Não se pode continuar a criticar sistematicamente iniciativas que têm como objectivo a reutilização de edifícios de outras épocas. Tudo depende como é feita a sua reabilitação mesmo que tal implique o sacrifício de alguns espaços menos interessantes do ponto de vista arquitectónico.
josé rocha

John le Doe disse...

Caro José Rocha,
Perde o seu tempo, estes senhores são um achado porque nos poupam tempo à procura de intervenções "de nervo" em Lisboa. Ainda por cima são personagens raros, raríssimos, deverão viver em grutas milenares, imaculadamente preservadas e pejadas de árvores, algures entre Massamá e Carenque.
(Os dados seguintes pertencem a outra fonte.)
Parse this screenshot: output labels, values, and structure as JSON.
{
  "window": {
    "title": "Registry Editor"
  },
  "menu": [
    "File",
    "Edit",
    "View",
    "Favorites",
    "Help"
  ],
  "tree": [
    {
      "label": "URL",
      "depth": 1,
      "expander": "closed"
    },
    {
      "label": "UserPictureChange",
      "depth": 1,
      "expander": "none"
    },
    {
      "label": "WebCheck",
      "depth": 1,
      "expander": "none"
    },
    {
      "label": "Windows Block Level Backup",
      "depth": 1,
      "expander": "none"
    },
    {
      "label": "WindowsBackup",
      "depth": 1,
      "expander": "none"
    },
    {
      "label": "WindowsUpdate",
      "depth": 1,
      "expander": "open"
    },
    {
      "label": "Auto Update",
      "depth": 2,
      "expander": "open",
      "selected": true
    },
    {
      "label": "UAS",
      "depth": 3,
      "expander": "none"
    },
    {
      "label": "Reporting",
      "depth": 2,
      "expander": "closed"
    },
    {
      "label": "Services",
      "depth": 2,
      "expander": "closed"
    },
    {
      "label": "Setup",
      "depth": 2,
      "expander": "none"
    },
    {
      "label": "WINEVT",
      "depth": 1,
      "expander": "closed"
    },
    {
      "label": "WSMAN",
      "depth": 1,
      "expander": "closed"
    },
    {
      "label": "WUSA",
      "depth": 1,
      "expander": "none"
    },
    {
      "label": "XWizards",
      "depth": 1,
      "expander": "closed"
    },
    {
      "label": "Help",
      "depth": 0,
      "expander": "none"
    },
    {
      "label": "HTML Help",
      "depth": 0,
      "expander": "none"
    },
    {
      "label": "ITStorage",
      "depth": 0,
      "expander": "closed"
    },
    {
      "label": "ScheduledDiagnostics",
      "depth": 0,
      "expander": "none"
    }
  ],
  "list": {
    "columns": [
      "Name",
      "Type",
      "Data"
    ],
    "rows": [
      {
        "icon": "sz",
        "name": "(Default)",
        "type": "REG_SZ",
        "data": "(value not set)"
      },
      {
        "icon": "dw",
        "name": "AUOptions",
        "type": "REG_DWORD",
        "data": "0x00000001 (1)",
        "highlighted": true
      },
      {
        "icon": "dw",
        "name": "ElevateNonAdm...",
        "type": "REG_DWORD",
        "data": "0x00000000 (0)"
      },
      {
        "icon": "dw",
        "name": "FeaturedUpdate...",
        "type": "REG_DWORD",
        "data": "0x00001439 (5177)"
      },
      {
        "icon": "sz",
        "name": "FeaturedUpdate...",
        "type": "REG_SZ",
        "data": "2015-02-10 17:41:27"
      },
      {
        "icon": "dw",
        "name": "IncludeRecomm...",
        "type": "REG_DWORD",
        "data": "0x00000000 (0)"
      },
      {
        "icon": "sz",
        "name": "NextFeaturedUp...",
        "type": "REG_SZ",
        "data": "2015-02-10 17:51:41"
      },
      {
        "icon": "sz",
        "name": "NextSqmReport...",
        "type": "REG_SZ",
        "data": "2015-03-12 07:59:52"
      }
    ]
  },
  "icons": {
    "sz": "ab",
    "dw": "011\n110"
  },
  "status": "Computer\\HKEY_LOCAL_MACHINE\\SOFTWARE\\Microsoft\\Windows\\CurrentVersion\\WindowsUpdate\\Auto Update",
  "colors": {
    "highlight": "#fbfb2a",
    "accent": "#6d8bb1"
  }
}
Não imagino de outro modo: não sabem a diferença entre cidade e urbano (ou suburbano, que é o mesmo) e conspiram militantemente com o objectivo de devolver Lisboa à figura que tinha antes da ocupação humana (não, não disse romana, a coisa é mais séria), mas não os leve a mal, fazem-no com boas intenções, apenas não reconhecem aos outros o direito à cidade, acham que todos queremos viver no campo em cenário bucólico e querem ajudar-nos, adicionalmente não sabem o que é arquitectura (da boa!), nunca viram de perto. E ainda por cima os avós deles eram aquelas figuras pitorescas que pela calada da noite se aproximavam das caravelas e lhes retiravam a calafetagem, por boas razões naturalmente, para proteger esses inconscientes que se aventuravam em passos no escuro.
Mas continue a vir cá ocasionalmente, eles são exímios a descobrir inovações, faça-o é de barriga cheia para resistir aos ataques de nervos.